Boundary layer suction can effectively eliminate flow separations and increase aerodynamic loading of axial compressors. The design methodology of highly loaded aspirated compressor blades was developed and illustrated in this study. In this work, Computational Fluid Dynamics (CFD) methods were first validated with existing data and then used to develop the design strategy of aspirated compressor blades. Design strategies for higher blade performances, including higher loading, larger stall margin and larger blade thickness near the suction slot of aspirated blades, were investigated through analyzing a series of highly loaded aspirated cascades with diffusion factors (DF) around 0.71. Results showed that the design methodology proposed in this paper was appropriate for designing highly loaded aspirated compressor blades.
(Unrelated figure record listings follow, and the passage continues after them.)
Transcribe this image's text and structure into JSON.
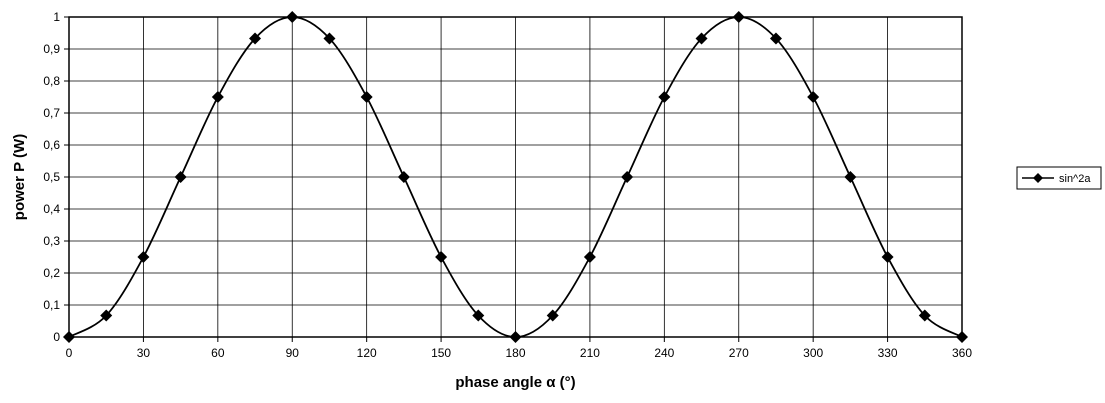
{
  "chart_data": {
    "type": "line",
    "title": "",
    "xlabel": "phase angle α (°)",
    "ylabel": "power P (W)",
    "xlim": [
      0,
      360
    ],
    "ylim": [
      0,
      1
    ],
    "grid": true,
    "legend_position": "right",
    "x_ticks": [
      0,
      30,
      60,
      90,
      120,
      150,
      180,
      210,
      240,
      270,
      300,
      330,
      360
    ],
    "x_tick_labels": [
      "0",
      "30",
      "60",
      "90",
      "120",
      "150",
      "180",
      "210",
      "240",
      "270",
      "300",
      "330",
      "360"
    ],
    "y_ticks": [
      0,
      0.1,
      0.2,
      0.3,
      0.4,
      0.5,
      0.6,
      0.7,
      0.8,
      0.9,
      1
    ],
    "y_tick_labels": [
      "0",
      "0,1",
      "0,2",
      "0,3",
      "0,4",
      "0,5",
      "0,6",
      "0,7",
      "0,8",
      "0,9",
      "1"
    ],
    "marker": "diamond",
    "line_color": "#000000",
    "series": [
      {
        "name": "sin^2a",
        "x": [
          0,
          15,
          30,
          45,
          60,
          75,
          90,
          105,
          120,
          135,
          150,
          165,
          180,
          195,
          210,
          225,
          240,
          255,
          270,
          285,
          300,
          315,
          330,
          345,
          360
        ],
        "y": [
          0,
          0.067,
          0.25,
          0.5,
          0.75,
          0.933,
          1,
          0.933,
          0.75,
          0.5,
          0.25,
          0.067,
          0,
          0.067,
          0.25,
          0.5,
          0.75,
          0.933,
          1,
          0.933,
          0.75,
          0.5,
          0.25,
          0.067,
          0
        ]
      }
    ]
  }
}
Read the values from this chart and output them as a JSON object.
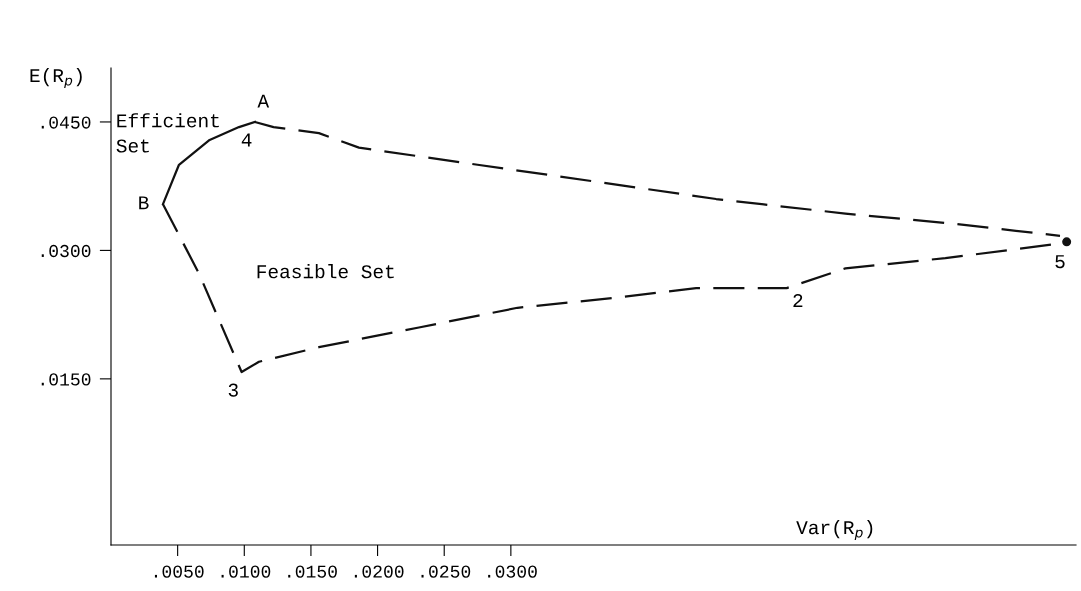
{
  "chart_data": {
    "type": "line",
    "xlabel": "Var(R$_{p}$)",
    "ylabel": "E(R$_{p}$)",
    "xlim": [
      0,
      0.0724
    ],
    "ylim": [
      -0.0044,
      0.0513
    ],
    "xticks": [
      {
        "value": 0.005,
        "label": ".0050"
      },
      {
        "value": 0.01,
        "label": ".0100"
      },
      {
        "value": 0.015,
        "label": ".0150"
      },
      {
        "value": 0.02,
        "label": ".0200"
      },
      {
        "value": 0.025,
        "label": ".0250"
      },
      {
        "value": 0.03,
        "label": ".0300"
      }
    ],
    "yticks": [
      {
        "value": 0.015,
        "label": ".0150"
      },
      {
        "value": 0.03,
        "label": ".0300"
      },
      {
        "value": 0.045,
        "label": ".0450"
      }
    ],
    "grid": false,
    "series": [
      {
        "color": "#111111",
        "line_style": "solid",
        "x": [
          0.0039,
          0.0051,
          0.0074,
          0.0096,
          0.0108
        ],
        "values": [
          0.0354,
          0.04,
          0.0429,
          0.0444,
          0.045
        ]
      },
      {
        "color": "#111111",
        "line_style": "dashed",
        "x": [
          0.0108,
          0.0122,
          0.0156,
          0.0186,
          0.0275,
          0.0365,
          0.0454,
          0.0551,
          0.0633,
          0.0712
        ],
        "values": [
          0.045,
          0.0444,
          0.0437,
          0.042,
          0.04,
          0.038,
          0.036,
          0.0343,
          0.0331,
          0.0317
        ]
      },
      {
        "color": "#111111",
        "line_style": "dashed",
        "x": [
          0.0039,
          0.0066,
          0.0098,
          0.0111,
          0.0156,
          0.0231,
          0.0305,
          0.038,
          0.0439,
          0.0507,
          0.0551,
          0.0626,
          0.0712
        ],
        "values": [
          0.0354,
          0.0273,
          0.0158,
          0.017,
          0.0187,
          0.021,
          0.0233,
          0.0245,
          0.0256,
          0.0256,
          0.0279,
          0.0291,
          0.0308
        ]
      },
      {
        "type": "scatter",
        "marker": "circle",
        "color": "#111111",
        "x": [
          0.0717
        ],
        "values": [
          0.031
        ]
      }
    ],
    "annotations": [
      {
        "text": "A",
        "x": 0.0108,
        "y": 0.045
      },
      {
        "text": "4",
        "x": 0.0108,
        "y": 0.045
      },
      {
        "text": "B",
        "x": 0.0039,
        "y": 0.0354
      },
      {
        "text": "3",
        "x": 0.0098,
        "y": 0.0158
      },
      {
        "text": "2",
        "x": 0.0507,
        "y": 0.0256
      },
      {
        "text": "5",
        "x": 0.0712,
        "y": 0.0308
      },
      "Efficient\nSet",
      "Feasible Set"
    ]
  }
}
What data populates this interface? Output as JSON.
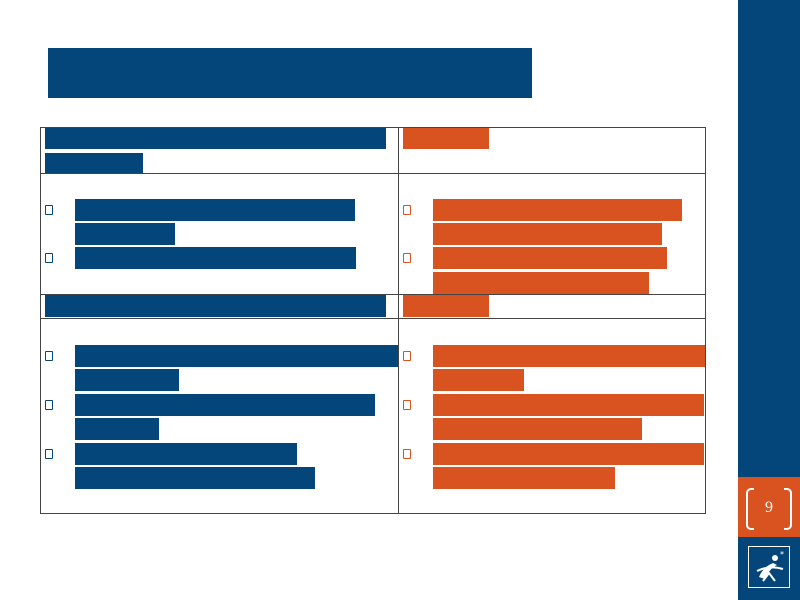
{
  "slide": {
    "page_number": "9"
  },
  "colors": {
    "primary": "#04457a",
    "accent": "#d8531f"
  },
  "icons": [
    "logo-icon",
    "bullet-icon"
  ]
}
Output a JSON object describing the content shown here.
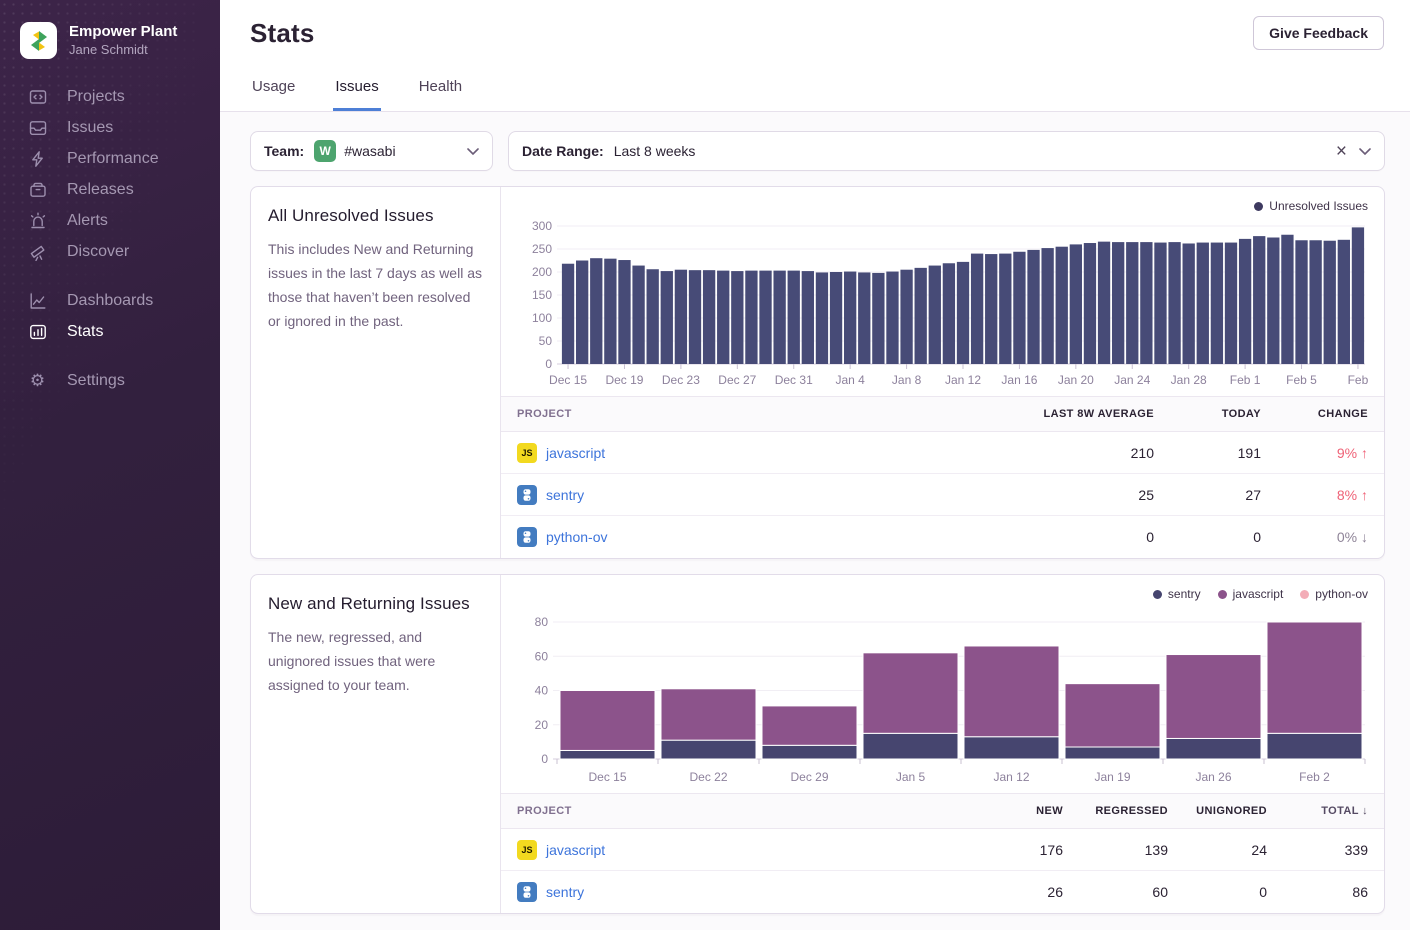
{
  "sidebar": {
    "org_name": "Empower Plant",
    "user_name": "Jane Schmidt",
    "nav_primary": [
      {
        "label": "Projects"
      },
      {
        "label": "Issues"
      },
      {
        "label": "Performance"
      },
      {
        "label": "Releases"
      },
      {
        "label": "Alerts"
      },
      {
        "label": "Discover"
      }
    ],
    "nav_secondary": [
      {
        "label": "Dashboards"
      },
      {
        "label": "Stats"
      }
    ],
    "nav_tertiary": [
      {
        "label": "Settings"
      }
    ],
    "active_item": "Stats"
  },
  "header": {
    "title": "Stats",
    "feedback_button": "Give Feedback",
    "tabs": [
      {
        "label": "Usage"
      },
      {
        "label": "Issues"
      },
      {
        "label": "Health"
      }
    ],
    "active_tab": "Issues",
    "active_tab_color": "#4d7fd6"
  },
  "filters": {
    "team_label": "Team:",
    "team_avatar_letter": "W",
    "team_avatar_color": "#4da46e",
    "team_value": "#wasabi",
    "date_label": "Date Range:",
    "date_value": "Last 8 weeks"
  },
  "panel1": {
    "title": "All Unresolved Issues",
    "description": "This includes New and Returning issues in the last 7 days as well as those that haven’t been resolved or ignored in the past.",
    "table": {
      "headers": [
        "Project",
        "Last 8w Average",
        "Today",
        "Change"
      ],
      "rows": [
        {
          "project": "javascript",
          "icon": "js",
          "cells": [
            {
              "text": "210"
            },
            {
              "text": "191"
            },
            {
              "text": "9% ↑",
              "tone": "red"
            }
          ]
        },
        {
          "project": "sentry",
          "icon": "python",
          "cells": [
            {
              "text": "25"
            },
            {
              "text": "27"
            },
            {
              "text": "8% ↑",
              "tone": "red"
            }
          ]
        },
        {
          "project": "python-ov",
          "icon": "python",
          "cells": [
            {
              "text": "0"
            },
            {
              "text": "0"
            },
            {
              "text": "0% ↓",
              "tone": "gray"
            }
          ]
        }
      ]
    }
  },
  "panel2": {
    "title": "New and Returning Issues",
    "description": "The new, regressed, and unignored issues that were assigned to your team.",
    "table": {
      "headers": [
        "Project",
        "New",
        "Regressed",
        "Unignored",
        "Total ↓"
      ],
      "sorted_header": "Total ↓",
      "rows": [
        {
          "project": "javascript",
          "icon": "js",
          "cells": [
            {
              "text": "176"
            },
            {
              "text": "139"
            },
            {
              "text": "24"
            },
            {
              "text": "339"
            }
          ]
        },
        {
          "project": "sentry",
          "icon": "python",
          "cells": [
            {
              "text": "26"
            },
            {
              "text": "60"
            },
            {
              "text": "0"
            },
            {
              "text": "86"
            }
          ]
        }
      ]
    }
  },
  "chart_data": [
    {
      "type": "bar",
      "title": "All Unresolved Issues",
      "legend": [
        {
          "label": "Unresolved Issues",
          "color": "#3e3a60"
        }
      ],
      "bar_color": "#474b77",
      "ylim": [
        0,
        300
      ],
      "yticks": [
        0,
        50,
        100,
        150,
        200,
        250,
        300
      ],
      "x_tick_labels": [
        "Dec 15",
        "Dec 19",
        "Dec 23",
        "Dec 27",
        "Dec 31",
        "Jan 4",
        "Jan 8",
        "Jan 12",
        "Jan 16",
        "Jan 20",
        "Jan 24",
        "Jan 28",
        "Feb 1",
        "Feb 5",
        "Feb"
      ],
      "x_tick_every": 4,
      "values": [
        218,
        225,
        230,
        229,
        226,
        214,
        206,
        202,
        205,
        204,
        204,
        203,
        202,
        203,
        203,
        203,
        203,
        202,
        199,
        200,
        201,
        199,
        198,
        201,
        205,
        209,
        214,
        219,
        222,
        240,
        239,
        240,
        244,
        248,
        252,
        255,
        260,
        263,
        266,
        265,
        265,
        265,
        264,
        265,
        262,
        264,
        264,
        264,
        272,
        278,
        275,
        281,
        269,
        269,
        268,
        270,
        297
      ]
    },
    {
      "type": "stacked-bar",
      "title": "New and Returning Issues",
      "categories": [
        "Dec 15",
        "Dec 22",
        "Dec 29",
        "Jan 5",
        "Jan 12",
        "Jan 19",
        "Jan 26",
        "Feb 2"
      ],
      "series": [
        {
          "name": "sentry",
          "color": "#46456f",
          "values": [
            5,
            11,
            8,
            15,
            13,
            7,
            12,
            15
          ]
        },
        {
          "name": "javascript",
          "color": "#8c538b",
          "values": [
            35,
            30,
            23,
            47,
            53,
            37,
            49,
            65
          ]
        },
        {
          "name": "python-ov",
          "color": "#ea6a7b",
          "muted": true,
          "values": [
            0,
            0,
            0,
            0,
            0,
            0,
            0,
            0
          ]
        }
      ],
      "ylim": [
        0,
        80
      ],
      "yticks": [
        0,
        20,
        40,
        60,
        80
      ],
      "legend_position": "top-right"
    }
  ]
}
Under the condition of no boundary layer suction (BLS), severe flow separations of highly loaded blades were tailored at the aft part of suction surface by adopting the “ski-slope” velocity distribution, which almost remained unchanged within a large incidence range. The “ski-slope” velocity distribution was appropriate for removing flow separations and beneficial for obtaining thicker blade. High loading of aspirated blade was achieved by the postpositional suction peak and minimum velocity distribution on pressure surface. The stall margin of highly loaded aspirated cascades could be enlarged by designing the velocity distribution upstream of the suction slot and by selecting suction peak position and solidity. A three-dimensional (3D) highly loaded aspirated cascade was designed based on a two-dimensional (2D) cascade. Both the trailing edge separation and corner separation of the 3D highly loaded aspirated cascade were eliminated successfully with coupled suction surface and endwall suction.